Hinzu kommt, dass in derselben Zeit mit hoher Wahrscheinlichkeit noch etliche weitere Tiere unbemerkt geblieben sind. Deshalb kann nicht mehr von Einzelmeldungen gesprochen werden, sondern von einem regelmäßigen Auftreten. Wölfe lassen sich nicht geografisch eingrenzen. Gerade junge Männchen wandern sehr lange Strecken und können mittlerweile jederzeit und überall in Bayern auftauchen. Wir sehen natürlich auch, dass dies zu Schwierigkeiten führen kann. Bayern muss sich deshalb fit für die Rückkehr des Wolfs machen.

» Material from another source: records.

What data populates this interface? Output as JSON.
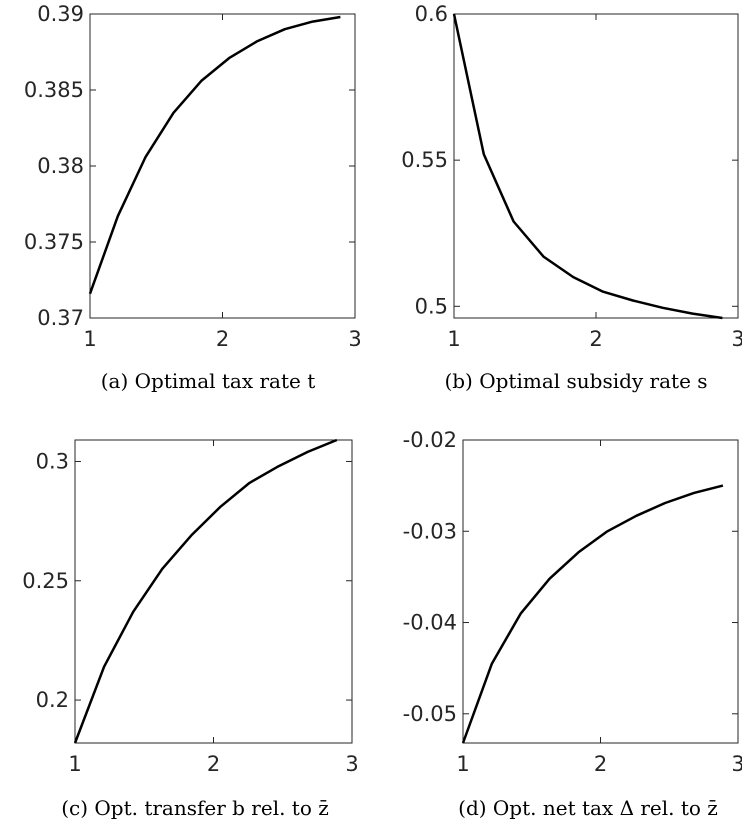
{
  "chart_data": [
    {
      "type": "line",
      "caption": "(a) Optimal tax rate t",
      "x": [
        1.0,
        1.21,
        1.42,
        1.63,
        1.84,
        2.05,
        2.26,
        2.47,
        2.68,
        2.89
      ],
      "series": [
        {
          "values": [
            0.3716,
            0.3767,
            0.3806,
            0.3835,
            0.3856,
            0.3871,
            0.3882,
            0.389,
            0.3895,
            0.3898
          ]
        }
      ],
      "xlim": [
        1,
        3
      ],
      "ylim": [
        0.37,
        0.39
      ],
      "xticks": [
        1,
        2,
        3
      ],
      "xtick_labels": [
        "1",
        "2",
        "3"
      ],
      "yticks": [
        0.37,
        0.375,
        0.38,
        0.385,
        0.39
      ],
      "ytick_labels": [
        "0.37",
        "0.375",
        "0.38",
        "0.385",
        "0.39"
      ],
      "grid": false
    },
    {
      "type": "line",
      "caption": "(b) Optimal subsidy rate s",
      "x": [
        1.0,
        1.21,
        1.42,
        1.63,
        1.84,
        2.05,
        2.26,
        2.47,
        2.68,
        2.89
      ],
      "series": [
        {
          "values": [
            0.6,
            0.552,
            0.529,
            0.517,
            0.51,
            0.505,
            0.502,
            0.4995,
            0.4975,
            0.496
          ]
        }
      ],
      "xlim": [
        1,
        3
      ],
      "ylim": [
        0.496,
        0.6
      ],
      "xticks": [
        1,
        2,
        3
      ],
      "xtick_labels": [
        "1",
        "2",
        "3"
      ],
      "yticks": [
        0.5,
        0.55,
        0.6
      ],
      "ytick_labels": [
        "0.5",
        "0.55",
        "0.6"
      ],
      "grid": false
    },
    {
      "type": "line",
      "caption": "(c) Opt. transfer b rel. to z̄",
      "x": [
        1.0,
        1.21,
        1.42,
        1.63,
        1.84,
        2.05,
        2.26,
        2.47,
        2.68,
        2.89
      ],
      "series": [
        {
          "values": [
            0.182,
            0.214,
            0.237,
            0.255,
            0.269,
            0.281,
            0.291,
            0.298,
            0.304,
            0.309
          ]
        }
      ],
      "xlim": [
        1,
        3
      ],
      "ylim": [
        0.182,
        0.309
      ],
      "xticks": [
        1,
        2,
        3
      ],
      "xtick_labels": [
        "1",
        "2",
        "3"
      ],
      "yticks": [
        0.2,
        0.25,
        0.3
      ],
      "ytick_labels": [
        "0.2",
        "0.25",
        "0.3"
      ],
      "grid": false
    },
    {
      "type": "line",
      "caption": "(d) Opt. net tax Δ rel. to z̄",
      "x": [
        1.0,
        1.21,
        1.42,
        1.63,
        1.84,
        2.05,
        2.26,
        2.47,
        2.68,
        2.89
      ],
      "series": [
        {
          "values": [
            -0.0532,
            -0.0445,
            -0.039,
            -0.0352,
            -0.0323,
            -0.03,
            -0.0283,
            -0.0269,
            -0.0258,
            -0.025
          ]
        }
      ],
      "xlim": [
        1,
        3
      ],
      "ylim": [
        -0.0532,
        -0.02
      ],
      "xticks": [
        1,
        2,
        3
      ],
      "xtick_labels": [
        "1",
        "2",
        "3"
      ],
      "yticks": [
        -0.05,
        -0.04,
        -0.03,
        -0.02
      ],
      "ytick_labels": [
        "-0.05",
        "-0.04",
        "-0.03",
        "-0.02"
      ],
      "grid": false
    }
  ]
}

Dazu gehört vor allem auch, insbesondere die Schafhalter zu unterstützen, für die Wölfe eine zusätzliche Belastung bringen. Grundsätzlich müssen bayerische Schafhalter ab jetzt in jedem Landkreis auf einen Wolf vorbereitet sein und deshalb alle gängigen Vorsorgemaßnahmen selbst treffen, wie zum Beispiel die Tiere nachts in einem Stall oder einer elektrifizierten Koppel unterzubringen. „Bei regelmäßiger Anwesenheit eines Wolfs, müssen den Schäfern aber endlich auch Beratung und Präventionsmöglichkeiten wie Elektrozäune finanziert werden“, fordert Norbert Schäffer. Denn bei dauerhafter Anwesenheit des Wolfs in Bayern müssen Schafhalter in der Lage sein, ihre Tiere zu schützen, weshalb umgehend Fördermaßnahmen definiert werden müssen. Wichtig ist jedoch, dass die Schäfer auch einen eigenen Beitrag leisten und freiwillig ihre Haltungsbedingungen anpassen. „So müssen sie akzeptieren, dass in Zukunft nicht mehr überall eine Freiweide möglich sein kann“, betont Schäffer.

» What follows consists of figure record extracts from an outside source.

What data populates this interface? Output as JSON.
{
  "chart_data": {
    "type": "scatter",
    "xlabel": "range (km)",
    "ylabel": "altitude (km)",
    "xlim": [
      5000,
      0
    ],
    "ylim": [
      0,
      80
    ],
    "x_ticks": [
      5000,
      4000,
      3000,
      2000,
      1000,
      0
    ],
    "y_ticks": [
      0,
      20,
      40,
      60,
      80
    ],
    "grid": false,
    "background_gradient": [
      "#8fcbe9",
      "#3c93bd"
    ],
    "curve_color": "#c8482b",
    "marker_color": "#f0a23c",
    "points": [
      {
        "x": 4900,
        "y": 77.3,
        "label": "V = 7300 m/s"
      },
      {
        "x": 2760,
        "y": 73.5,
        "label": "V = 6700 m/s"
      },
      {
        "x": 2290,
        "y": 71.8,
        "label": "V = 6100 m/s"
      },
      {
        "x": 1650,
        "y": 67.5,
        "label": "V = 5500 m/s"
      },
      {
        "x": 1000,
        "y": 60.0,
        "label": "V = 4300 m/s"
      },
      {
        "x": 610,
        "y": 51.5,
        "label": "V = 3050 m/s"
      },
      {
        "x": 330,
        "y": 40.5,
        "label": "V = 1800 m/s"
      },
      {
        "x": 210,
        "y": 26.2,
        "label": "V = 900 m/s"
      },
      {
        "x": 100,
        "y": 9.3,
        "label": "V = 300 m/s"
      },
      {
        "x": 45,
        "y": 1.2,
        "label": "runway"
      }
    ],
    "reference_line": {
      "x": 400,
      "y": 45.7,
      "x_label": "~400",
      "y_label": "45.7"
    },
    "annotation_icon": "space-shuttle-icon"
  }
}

Schulterschluss von Naturschutz, Jagd und Schäferei

Zwei Wölfe | W. Lorenz W. Lorenz

Für den LBV ist die Forderung einiger Nutzerverbände und Politiker nach „wolfsfreien Zonen“ in Bayern illegal und wäre in der Praxis ohnehin keinesfalls umsetzbar. Geht man nach dem Willen der Bevölkerung, so ist ohnehin ein Großteil (80 Prozent) grundsätzlich positiv zur Rückkehr des Wolfes eingestellt. Das zeigte im vergangenen Herbst die repräsentative Umfrage des bundesweiten LBV-Partners NABU. Bei der Zustimmung zum Wolf gab es auch keinen Unterschied zwischen Bewohnern im städtischen Umfeld und Bewohnern im ländlichen Raum.

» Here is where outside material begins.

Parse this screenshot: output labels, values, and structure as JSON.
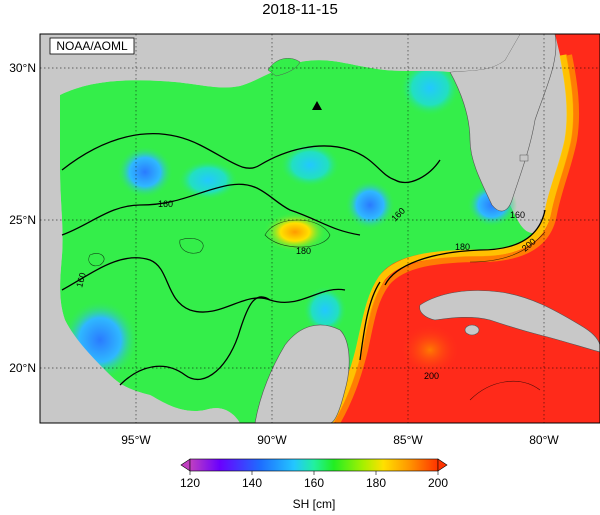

Gemeinsam mit anderen Verbänden hat der LBV bereits seit Jahren einen Ausgleichsfonds für Verluste an Weidetieren und Gehegewild aufgelegt, um finanzielle Schäden, die Luchse oder Wölfe anrichten, so wie zuletzt bei Neuhaus (Mfr.), schnell und unbürokratisch ausgleichen zu können. Die bayerischen Fachbehörden arbeiten gemeinsam mit Nutzerverbänden, wie dem Almwirtschaftlichen Verein Oberbayern, oder Naturschutzverbänden, wie dem LBV, an einem Managementplan Wolf, um auf das Auftreten von Wölfen vorbereitet zu sein. Es wird angesichts der zunehmenden Wolfsnachweise in Bayern dringend Zeit, sich auf eine dauerhafte Ansiedlung vorzubereiten. „Beratung und sofortige Hilfe für betroffene Schäfer ist jedoch nur möglich, wenn die überfällige zweite Stufe des vorliegenden Management Plans nicht mehr blockiert, sondern endlich beschlossen wird“, so der LBV-Chef.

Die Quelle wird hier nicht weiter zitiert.